The discrimination accuracies of the BCRC nomograms for ACM and CSM at 2 yr, 5 yr, and 8 yr after RC were 71.0%, 69.1%, and 68.2%, and 74.9%, 73.1%, and 72.4%, respectively. The accuracy of discrimination for the recurrence nomogram at the same time points was 76.5%, 75.3%, and 74.9%, respectively. Calibration plots revealed slight underestimations from ideal predictions. Decision curve analyses showed an increased net benefit for the use of the BCRC nomograms in this cohort. Limitations include the retrospective study design, potential surgeon bias, and lack of a central pathologic review.
The ACM, CSM, and recurrence nomograms showed acceptable predictive accuracies and could thus be adopted into clinical practice in UCB patients treated in Europe.
膀胱癌研究联盟(BCRC)创建了列线图,以预测接受根治性膀胱切除术(RC)治疗的膀胱癌患者的全因死亡率(ACM)、癌症特异性死亡率(CSM)和复发。
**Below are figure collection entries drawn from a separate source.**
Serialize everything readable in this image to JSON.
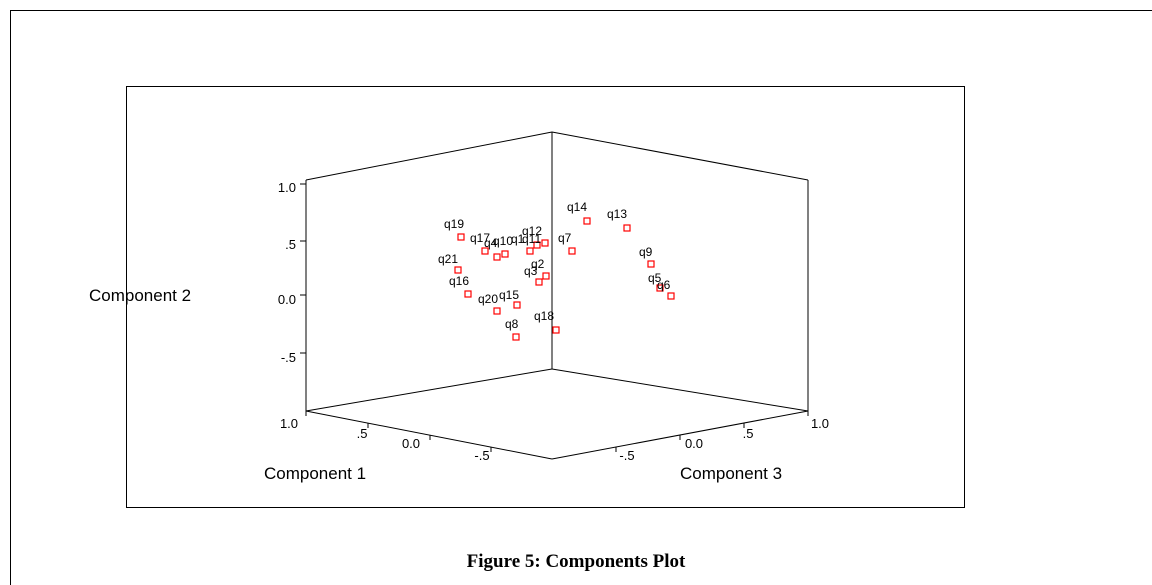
{
  "figure": {
    "caption": "Figure 5: Components Plot"
  },
  "chart_data": {
    "type": "scatter3d",
    "title": "",
    "axes": {
      "x": {
        "label": "Component 1",
        "ticks": [
          "1.0",
          ".5",
          "0.0",
          "-.5"
        ],
        "range": [
          -1,
          1
        ]
      },
      "y": {
        "label": "Component 2",
        "ticks": [
          "1.0",
          ".5",
          "0.0",
          "-.5"
        ],
        "range": [
          -1,
          1
        ]
      },
      "z": {
        "label": "Component 3",
        "ticks": [
          "-.5",
          "0.0",
          ".5",
          "1.0"
        ],
        "range": [
          -1,
          1
        ]
      }
    },
    "marker": {
      "shape": "square",
      "color": "#ff0000"
    },
    "points": [
      {
        "label": "q19"
      },
      {
        "label": "q17"
      },
      {
        "label": "q4"
      },
      {
        "label": "q10"
      },
      {
        "label": "q1"
      },
      {
        "label": "q11"
      },
      {
        "label": "q12"
      },
      {
        "label": "q7"
      },
      {
        "label": "q14"
      },
      {
        "label": "q13"
      },
      {
        "label": "q9"
      },
      {
        "label": "q5"
      },
      {
        "label": "q6"
      },
      {
        "label": "q21"
      },
      {
        "label": "q2"
      },
      {
        "label": "q3"
      },
      {
        "label": "q16"
      },
      {
        "label": "q20"
      },
      {
        "label": "q15"
      },
      {
        "label": "q8"
      },
      {
        "label": "q18"
      }
    ]
  }
}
在欧洲的一个大型多机构患者队列中,对 BCRC 列线图进行正式验证。
设计、地点和参与者:对 8 个欧洲中心的 2501 例膀胱癌患者接受 RC 治疗的记录进行了回顾。对于 ACM 和 CSM 列线图,有 2404 例患者可获得完整的外部验证信息,对于复发列线图,有 2243 例患者可获得完整的外部验证信息。
为了进行外部验证,使用接收器工作特征曲线下的面积来衡量模型的区分度。校准图检查了 2 年、5 年和 8 年后预测概率与观察概率之间的关系。决策曲线分析用于评估三个模型的净收益。
RC 后 2 年、5 年和 8 年,BCRC 列线图对 ACM 和 CSM 的预测准确率分别为 71.0%、69.1%和 68.2%,74.9%、73.1%和 72.4%。同一时间点复发列线图的预测准确率分别为 76.5%、75.3%和 74.9%。校准图显示出对理想预测的轻微低估。决策曲线分析显示,在该队列中使用 BCRC 列线图可带来更大的净收益。局限性包括回顾性研究设计、潜在的外科医生偏倚以及缺乏中央病理审查。
ACM、CSM 和复发列线图具有可接受的预测准确性,因此可以在欧洲接受治疗的膀胱癌患者的临床实践中采用。